How do they form? We need rapidly flowing water that is capable of carrying coarse sand, pebbles, or boulders that are whirled around in the depressions of the rocky riverbed which slowly do their grinding job. You can see many of them resting on the bottom of the pothole. You can even see small grooves on the sides of the pothole which show how the pebbles move once they are trapped inside the pothole.
Potholes aren’t rare but we need several things to happen in one place to see them. The river has to flow rapidly, the river should preferably flow on the bedrock, and perhaps it would be better to have a relatively easily erodable type of rock (limestone should do well). Finally, the potholes have to be dry sometimes. Otherwise, we won’t spot them.
 Pegmatitic igneous rock from Tredalen near Larvik. Gray is nepheline, yellowish brown is wöhlerite, black is hornblende, pink is K-feldspar, and gray is magnetite.

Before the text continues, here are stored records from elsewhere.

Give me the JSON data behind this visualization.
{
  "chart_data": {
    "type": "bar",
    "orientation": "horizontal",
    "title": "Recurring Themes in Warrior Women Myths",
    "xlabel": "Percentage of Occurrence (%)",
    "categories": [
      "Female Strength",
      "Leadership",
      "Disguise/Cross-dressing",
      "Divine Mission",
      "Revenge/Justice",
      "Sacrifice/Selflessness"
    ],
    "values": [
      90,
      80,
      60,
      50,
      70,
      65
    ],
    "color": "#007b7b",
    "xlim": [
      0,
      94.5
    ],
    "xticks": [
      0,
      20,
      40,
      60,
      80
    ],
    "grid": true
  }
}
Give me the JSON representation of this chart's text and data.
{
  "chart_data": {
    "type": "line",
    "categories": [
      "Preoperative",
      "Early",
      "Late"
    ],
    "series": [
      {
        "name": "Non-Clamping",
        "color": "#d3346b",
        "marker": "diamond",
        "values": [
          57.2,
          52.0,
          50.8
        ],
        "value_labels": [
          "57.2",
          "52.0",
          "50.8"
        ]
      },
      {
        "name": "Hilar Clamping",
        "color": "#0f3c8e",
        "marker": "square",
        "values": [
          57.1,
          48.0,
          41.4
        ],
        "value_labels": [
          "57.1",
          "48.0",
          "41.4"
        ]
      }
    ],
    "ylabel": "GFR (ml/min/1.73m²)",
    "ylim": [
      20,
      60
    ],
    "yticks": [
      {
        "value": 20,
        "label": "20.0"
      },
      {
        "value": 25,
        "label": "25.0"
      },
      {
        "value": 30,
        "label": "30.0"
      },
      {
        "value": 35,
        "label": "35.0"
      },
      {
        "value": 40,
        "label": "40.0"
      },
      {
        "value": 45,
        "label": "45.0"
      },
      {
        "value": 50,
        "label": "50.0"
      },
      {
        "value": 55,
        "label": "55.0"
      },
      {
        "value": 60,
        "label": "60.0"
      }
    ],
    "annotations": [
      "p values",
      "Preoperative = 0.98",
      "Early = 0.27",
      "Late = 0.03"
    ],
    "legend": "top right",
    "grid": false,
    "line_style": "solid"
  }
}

The width of the specimen is 14 cm and it belongs to the Museum of Geology of the University of Tartu.
This rock sample from Norway is texturally pegmatite (very coarse-grained igneous rock) but the composition is pretty unusual. There are small amount of pink K-feldspar that is the dominant component of granitic rocks but here much more dominant seems to be gray nepheline which is a feldspathoid group mineral. Feldspathoids form when there is not enough silica to form feldspars, let alone quartz which is entirely absent.
Similar rocks are often described as syenites but this is not correct because the feldspathoid/feldspar ratio is too large. This rock sample should be named foidolite according to the QAPF diagram which is commonly used to classify plutonic rocks. Even more precise term is nephelinolite because the dominant feldspathoid is nepheline.
Other notable minerals besides nepheline and K-feldspar are black hornblende, dark metallic gray magnetite, and yellowish brown wöhlerite. Wöhlerite is a pretty rare silicate mineral that occurs in silica undersaturated rocks like the one above.
Celestine is a sulfate mineral (SrSO4).
Celestine is similar to another and more common sulfate mineral barite (BaSO4). Celestine is less dense but their crystals may be very similar. There is a continuous solid solution between the two. Celestine is the principal source of strontium. The other major strontium-bearing mineral is strontianite (SrCO3) which belongs to the carbonate group but it isn’t usually exploited as a source of strontium.
Celestine is found disseminated in carbonate rocks or sandstone. Tabular crystals are found in cavities and veins. Celestine also occurs in evaporite deposits.
Is there anything celestial about celestine as the name seems to suggest? Yes, celestine crystals may be bluish as the sky because of impurities but this color is actually not very typical. Perhaps the first crystals described were bluish but overall this name is a misnomer. Celestine is usually colorless or white.
The celestine druse below comes from Yates in England. The Sr was released during the dolomitization of originally aragonitic sediments. The Sr was released because dolomite can hold only 200…600 ppm of strontium while aragonite can hold up to 8000.
Strontium extracted from celestine is used in pyrotechnics. The beautiful bright red colors in the sky of New Years fireworks are caused by strontium compounds. Because of that, the term “celestine” may not be such a misnomer as it first seems to be.
 Celestine druse from Yates, England. The width of the specimen is 10 cm. The specimen belongs to the Museum of Geology of the University of Tartu.